Leave pgvector when any of these are true:

  • You need filtered ANN with low latency (<50ms P99) on a large dataset
  • Your vector dimension exceeds 1536 and you're losing recall from truncation
  • HNSW index size is crowding out your working set
  • You need real-time index updates without rebuild windows
  • You're hitting multi-tenant isolation requirements that partition overhead can't meet

The migration path is not that painful. Your embeddings are just floats — export them, load them into Qdrant or Weaviate, update your query layer. Keep Postgres for the relational truth.

A Pragmatic Architecture

For most teams in 2026, this hybrid works well:

flowchart LR APP[Application] --> PG[(Postgres\nRelational + Metadata)] APP --> VDB[(Qdrant / Weaviate\nVector Index)] PG -- "entity IDs" --> APP VDB -- "top-k IDs + scores" --> APP APP -- "JOIN on IDs" --> PG

Run the ANN search in the vector store, get back IDs and scores, then JOIN against Postgres for the full record.

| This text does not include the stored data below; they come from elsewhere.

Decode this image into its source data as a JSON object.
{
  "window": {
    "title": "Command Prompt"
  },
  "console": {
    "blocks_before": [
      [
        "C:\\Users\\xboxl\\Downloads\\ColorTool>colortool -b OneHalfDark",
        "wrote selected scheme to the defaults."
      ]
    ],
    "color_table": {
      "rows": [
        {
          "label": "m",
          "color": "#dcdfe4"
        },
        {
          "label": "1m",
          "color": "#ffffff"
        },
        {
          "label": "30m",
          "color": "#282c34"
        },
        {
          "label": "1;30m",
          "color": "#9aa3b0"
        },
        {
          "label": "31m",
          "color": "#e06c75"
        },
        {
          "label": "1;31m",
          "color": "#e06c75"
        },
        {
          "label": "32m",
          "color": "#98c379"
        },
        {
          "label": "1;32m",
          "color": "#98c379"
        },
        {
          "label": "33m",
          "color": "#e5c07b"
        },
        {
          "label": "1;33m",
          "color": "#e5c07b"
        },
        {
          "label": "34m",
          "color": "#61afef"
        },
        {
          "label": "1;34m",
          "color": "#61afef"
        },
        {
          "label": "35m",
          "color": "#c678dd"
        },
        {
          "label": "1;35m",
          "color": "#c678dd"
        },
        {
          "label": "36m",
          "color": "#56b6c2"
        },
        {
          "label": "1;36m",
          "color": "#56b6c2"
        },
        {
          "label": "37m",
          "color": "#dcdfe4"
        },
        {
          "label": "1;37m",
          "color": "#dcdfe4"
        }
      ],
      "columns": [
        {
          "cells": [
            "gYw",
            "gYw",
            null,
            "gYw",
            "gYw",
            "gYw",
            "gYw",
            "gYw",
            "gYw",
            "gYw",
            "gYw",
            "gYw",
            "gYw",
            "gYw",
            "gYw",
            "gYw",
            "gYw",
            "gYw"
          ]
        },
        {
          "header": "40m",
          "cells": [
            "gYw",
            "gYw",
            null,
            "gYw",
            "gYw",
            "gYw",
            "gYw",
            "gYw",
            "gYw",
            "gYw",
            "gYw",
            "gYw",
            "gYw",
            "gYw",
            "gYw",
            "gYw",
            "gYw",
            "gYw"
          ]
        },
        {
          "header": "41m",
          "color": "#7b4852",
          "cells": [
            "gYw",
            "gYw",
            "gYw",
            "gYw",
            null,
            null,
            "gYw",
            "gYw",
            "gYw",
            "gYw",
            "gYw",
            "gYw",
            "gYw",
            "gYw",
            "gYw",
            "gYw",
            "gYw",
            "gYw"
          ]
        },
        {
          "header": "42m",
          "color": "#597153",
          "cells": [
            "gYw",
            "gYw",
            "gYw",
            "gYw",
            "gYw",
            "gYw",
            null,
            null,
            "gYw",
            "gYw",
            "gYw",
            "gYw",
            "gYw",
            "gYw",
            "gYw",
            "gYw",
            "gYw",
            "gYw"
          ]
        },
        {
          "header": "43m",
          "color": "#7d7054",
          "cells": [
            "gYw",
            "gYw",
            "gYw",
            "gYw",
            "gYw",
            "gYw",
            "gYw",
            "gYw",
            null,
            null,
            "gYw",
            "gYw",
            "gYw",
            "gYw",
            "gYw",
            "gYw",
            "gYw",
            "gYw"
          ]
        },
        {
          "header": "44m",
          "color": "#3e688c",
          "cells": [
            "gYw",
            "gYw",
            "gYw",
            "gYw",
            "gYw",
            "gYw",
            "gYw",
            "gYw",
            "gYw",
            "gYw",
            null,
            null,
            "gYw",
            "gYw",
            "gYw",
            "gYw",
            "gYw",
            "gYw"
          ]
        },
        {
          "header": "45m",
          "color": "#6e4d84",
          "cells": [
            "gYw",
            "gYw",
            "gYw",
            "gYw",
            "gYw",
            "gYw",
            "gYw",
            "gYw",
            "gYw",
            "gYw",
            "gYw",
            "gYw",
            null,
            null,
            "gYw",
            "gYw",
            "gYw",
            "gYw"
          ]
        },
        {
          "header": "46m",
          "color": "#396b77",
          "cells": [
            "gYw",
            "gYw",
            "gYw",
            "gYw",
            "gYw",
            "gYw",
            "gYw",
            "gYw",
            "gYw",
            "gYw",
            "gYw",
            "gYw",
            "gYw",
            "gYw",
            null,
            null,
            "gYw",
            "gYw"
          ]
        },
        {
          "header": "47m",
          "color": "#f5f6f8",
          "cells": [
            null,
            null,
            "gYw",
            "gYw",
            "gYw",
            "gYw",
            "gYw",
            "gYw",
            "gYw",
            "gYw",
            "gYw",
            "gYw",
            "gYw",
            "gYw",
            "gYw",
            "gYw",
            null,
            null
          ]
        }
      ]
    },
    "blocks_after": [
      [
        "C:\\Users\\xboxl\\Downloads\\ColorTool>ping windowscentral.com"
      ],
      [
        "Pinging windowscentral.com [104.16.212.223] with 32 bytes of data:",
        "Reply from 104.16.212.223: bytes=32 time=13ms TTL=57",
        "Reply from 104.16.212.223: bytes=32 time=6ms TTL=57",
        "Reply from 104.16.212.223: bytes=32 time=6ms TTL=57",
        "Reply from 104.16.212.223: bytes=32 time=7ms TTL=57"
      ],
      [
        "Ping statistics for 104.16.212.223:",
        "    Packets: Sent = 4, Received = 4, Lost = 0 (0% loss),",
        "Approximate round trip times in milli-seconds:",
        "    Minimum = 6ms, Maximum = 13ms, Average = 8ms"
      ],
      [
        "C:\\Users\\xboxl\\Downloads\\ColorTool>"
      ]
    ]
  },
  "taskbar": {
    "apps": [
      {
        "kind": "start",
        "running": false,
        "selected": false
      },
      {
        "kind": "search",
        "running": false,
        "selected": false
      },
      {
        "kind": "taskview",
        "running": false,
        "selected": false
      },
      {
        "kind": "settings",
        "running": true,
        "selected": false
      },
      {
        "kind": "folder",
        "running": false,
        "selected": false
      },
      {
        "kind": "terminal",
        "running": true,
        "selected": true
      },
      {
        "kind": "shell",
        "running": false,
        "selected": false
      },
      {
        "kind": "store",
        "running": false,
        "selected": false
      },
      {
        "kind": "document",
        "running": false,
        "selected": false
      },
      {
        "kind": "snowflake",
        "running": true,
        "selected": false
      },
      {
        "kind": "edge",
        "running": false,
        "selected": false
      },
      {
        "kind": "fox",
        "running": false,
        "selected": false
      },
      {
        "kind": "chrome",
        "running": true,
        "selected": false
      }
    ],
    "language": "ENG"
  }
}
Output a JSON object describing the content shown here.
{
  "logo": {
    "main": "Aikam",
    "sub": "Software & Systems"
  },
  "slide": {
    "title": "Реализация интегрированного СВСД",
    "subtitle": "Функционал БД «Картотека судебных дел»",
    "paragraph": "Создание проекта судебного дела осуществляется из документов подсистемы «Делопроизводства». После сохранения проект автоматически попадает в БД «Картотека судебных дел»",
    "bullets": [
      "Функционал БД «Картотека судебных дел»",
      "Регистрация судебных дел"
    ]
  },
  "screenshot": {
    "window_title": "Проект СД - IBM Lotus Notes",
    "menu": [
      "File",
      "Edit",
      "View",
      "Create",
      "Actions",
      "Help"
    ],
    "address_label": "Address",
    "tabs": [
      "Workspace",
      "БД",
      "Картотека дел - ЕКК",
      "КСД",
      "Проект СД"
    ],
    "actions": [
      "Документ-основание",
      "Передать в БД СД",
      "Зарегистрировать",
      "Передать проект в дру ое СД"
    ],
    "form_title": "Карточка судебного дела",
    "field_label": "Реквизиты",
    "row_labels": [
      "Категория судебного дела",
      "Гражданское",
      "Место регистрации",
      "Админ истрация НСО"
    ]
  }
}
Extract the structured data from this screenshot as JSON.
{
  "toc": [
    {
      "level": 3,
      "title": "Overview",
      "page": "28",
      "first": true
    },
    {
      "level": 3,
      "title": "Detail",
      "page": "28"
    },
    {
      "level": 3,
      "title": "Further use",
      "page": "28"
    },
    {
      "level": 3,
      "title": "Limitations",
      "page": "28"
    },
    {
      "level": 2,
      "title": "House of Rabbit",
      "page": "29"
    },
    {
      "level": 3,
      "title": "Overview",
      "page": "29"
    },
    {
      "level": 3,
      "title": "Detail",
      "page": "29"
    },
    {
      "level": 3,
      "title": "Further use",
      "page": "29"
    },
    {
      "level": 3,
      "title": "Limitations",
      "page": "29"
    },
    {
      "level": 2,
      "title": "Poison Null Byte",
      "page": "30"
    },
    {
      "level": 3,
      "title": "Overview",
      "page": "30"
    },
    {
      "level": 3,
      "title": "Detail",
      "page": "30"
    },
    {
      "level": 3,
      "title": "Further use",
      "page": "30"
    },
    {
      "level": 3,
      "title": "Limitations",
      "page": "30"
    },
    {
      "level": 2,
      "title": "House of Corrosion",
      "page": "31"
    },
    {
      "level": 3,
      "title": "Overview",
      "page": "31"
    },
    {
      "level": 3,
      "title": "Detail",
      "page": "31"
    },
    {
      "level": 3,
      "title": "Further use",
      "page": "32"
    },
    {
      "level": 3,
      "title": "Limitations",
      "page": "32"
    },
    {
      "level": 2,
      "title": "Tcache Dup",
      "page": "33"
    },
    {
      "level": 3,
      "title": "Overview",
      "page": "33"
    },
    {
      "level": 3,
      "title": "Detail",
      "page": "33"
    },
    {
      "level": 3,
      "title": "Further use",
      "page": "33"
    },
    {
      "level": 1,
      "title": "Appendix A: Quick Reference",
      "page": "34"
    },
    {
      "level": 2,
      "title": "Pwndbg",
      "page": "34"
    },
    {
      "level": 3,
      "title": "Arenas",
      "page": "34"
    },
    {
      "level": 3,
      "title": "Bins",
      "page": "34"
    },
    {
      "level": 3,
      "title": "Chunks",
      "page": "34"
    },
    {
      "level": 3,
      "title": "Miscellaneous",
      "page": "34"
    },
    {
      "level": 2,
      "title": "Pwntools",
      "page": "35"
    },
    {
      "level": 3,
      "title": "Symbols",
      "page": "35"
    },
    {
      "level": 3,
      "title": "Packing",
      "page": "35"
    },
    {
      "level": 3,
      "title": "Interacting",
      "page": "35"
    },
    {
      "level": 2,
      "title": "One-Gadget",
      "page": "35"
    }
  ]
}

This keeps your transactional data in Postgres (where it belongs) and offloads the ANN workload to a system designed for it.

Key Takeaways

  • pgvector is production-ready for datasets under ~5M vectors with moderate QPS — don't over-engineer from day one.
  • HNSW beats IVFFlat on recall for static datasets; IVFFlat wins when you rebuild frequently or need fast index builds.
  • Filtered vector search is pgvector's Achilles' heel — metadata pre-filtering is where purpose-built stores earn their keep.
  • The 2000-dimension cap is a hard blocker for modern large embedding models; plan for it.
  • RAM pressure from HNSW graphs competes with your relational workload on the same machine — monitor this actively.
  • Graduate to a dedicated vector store when P99 latency, dimension limits, or filtered search requirements exceed what Postgres can deliver cleanly.